S+L logo

A different Christmas to-do list

December 4, 2005
From the Toronto Sun
One of the great stars of the Advent season is John the Baptist. The gospels of Mark and Matthew attest to the large numbers who heard him and went out to see him. The Baptist was a man of the desert and began his preaching there.
Throughout biblical history, leaders and visionaries have gone to the desert to see more clearly, to listen intently for God's voice, to discover new ways to live. The "desert" or "wilderness" is that holy place where God's word is unbound and completely free to be heard. Advent offers us a chance to return to our deserts and discover the word that God has spoken to us.

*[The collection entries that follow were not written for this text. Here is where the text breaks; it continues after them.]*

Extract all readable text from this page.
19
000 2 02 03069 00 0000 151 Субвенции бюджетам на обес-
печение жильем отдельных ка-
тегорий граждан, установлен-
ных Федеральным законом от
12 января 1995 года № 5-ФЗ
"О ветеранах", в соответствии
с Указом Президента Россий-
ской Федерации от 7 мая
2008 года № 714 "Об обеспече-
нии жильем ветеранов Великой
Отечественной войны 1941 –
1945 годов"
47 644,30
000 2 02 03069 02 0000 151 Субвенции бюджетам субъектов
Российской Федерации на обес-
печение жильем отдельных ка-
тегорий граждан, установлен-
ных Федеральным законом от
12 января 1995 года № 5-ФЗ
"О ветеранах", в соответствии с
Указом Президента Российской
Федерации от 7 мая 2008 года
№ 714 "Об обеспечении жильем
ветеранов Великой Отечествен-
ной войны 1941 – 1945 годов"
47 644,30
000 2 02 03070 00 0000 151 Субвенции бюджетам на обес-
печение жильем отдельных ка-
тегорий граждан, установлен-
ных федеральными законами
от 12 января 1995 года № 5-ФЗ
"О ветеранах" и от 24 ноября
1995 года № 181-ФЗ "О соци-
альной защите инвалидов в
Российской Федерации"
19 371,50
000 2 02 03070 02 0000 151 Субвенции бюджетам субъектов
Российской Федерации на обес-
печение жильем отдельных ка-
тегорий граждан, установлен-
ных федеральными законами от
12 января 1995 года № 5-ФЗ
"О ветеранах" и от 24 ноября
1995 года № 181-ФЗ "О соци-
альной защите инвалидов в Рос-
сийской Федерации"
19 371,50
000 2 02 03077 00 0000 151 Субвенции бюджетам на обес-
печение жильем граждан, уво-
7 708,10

Luke makes vivid in his gospel the meaning of repentance and forgiveness which John the Baptist preached. It was not to consist simply in sentiments of sorrow and remorse, but rather repentance translated into concrete actions.
There was a great sense of expectancy among the people of John's time for a Messiah. The crowds asked him, "What then shall we do?" The Baptist told those with two coats to share one with those who had none. Likewise, those with an abundance of food were to share with the hungry. Tax collectors were told to collect no more than was appointed to them. Soldiers were to rob no one and be content with their wages. People in general were told to be generous, just, honest, grateful and compassionate.
While in prison, John began to hear about the deeds and message of Jesus. John sent his own disciples to Jesus to ask him: "Are you he who is to come, or shall we look for another?"
Jesus (according to Matthew 11:2-6) sent back the message: "Go and tell John what you hear and see: the blind receive their sight and the lame walk, lepers are cleansed and the deaf hear, and the dead are raised up, and the poor have good news preached to them. And blessed are those who take no offence to me."
John probably expected a fiery social reformer certainly not someone who would associate with the poor, the lame, the blind, outcasts and sinners. Yet Jesus invited John to look around and see the works that had already been accomplished. At times, our Messiah is just so ordinary that we overlook his presence, his message and his works.
What then shall we do to prepare for His birthday this year? Let me suggest a plan of action for these final weeks of 2005: Carve out a little piece of desert in the midst of the busyness of your life. Go to that desert place and listen to God's voice.
When you return, mend a quarrel. Build peace. Seek out a forgotten friend. Dismiss suspicion and replace it with trust. Write a love letter. Share some treasure. Give a kind answer even though you would like to respond harshly. Encourage a young person to believe in him/herself.
Manifest your loyalty in word and deed. Keep a promise. Find the time. Make time. Forgo a grudge. Forgive an enemy. Listen more. Apologize if you were wrong. Be kind even if you weren't wrong!
Try to understand. Flout envy. Examine the demands you make on others. Think first of someone else. Appreciate. Be kind and gentle. Laugh a little. Laugh a little more. Deserve confidence. Take up arms against malice. Decry complacency.
Express gratitude. Go to church. Stay in church a little while longer than usual. Welcome a stranger. Gladden the heart of a child. Take pleasure in the beauty and wonder of the earth.
Speak your love. Speak it still once again. Speak it even more loudly. Speak it quietly. And in the midst of everything, rejoice! The Lord is near!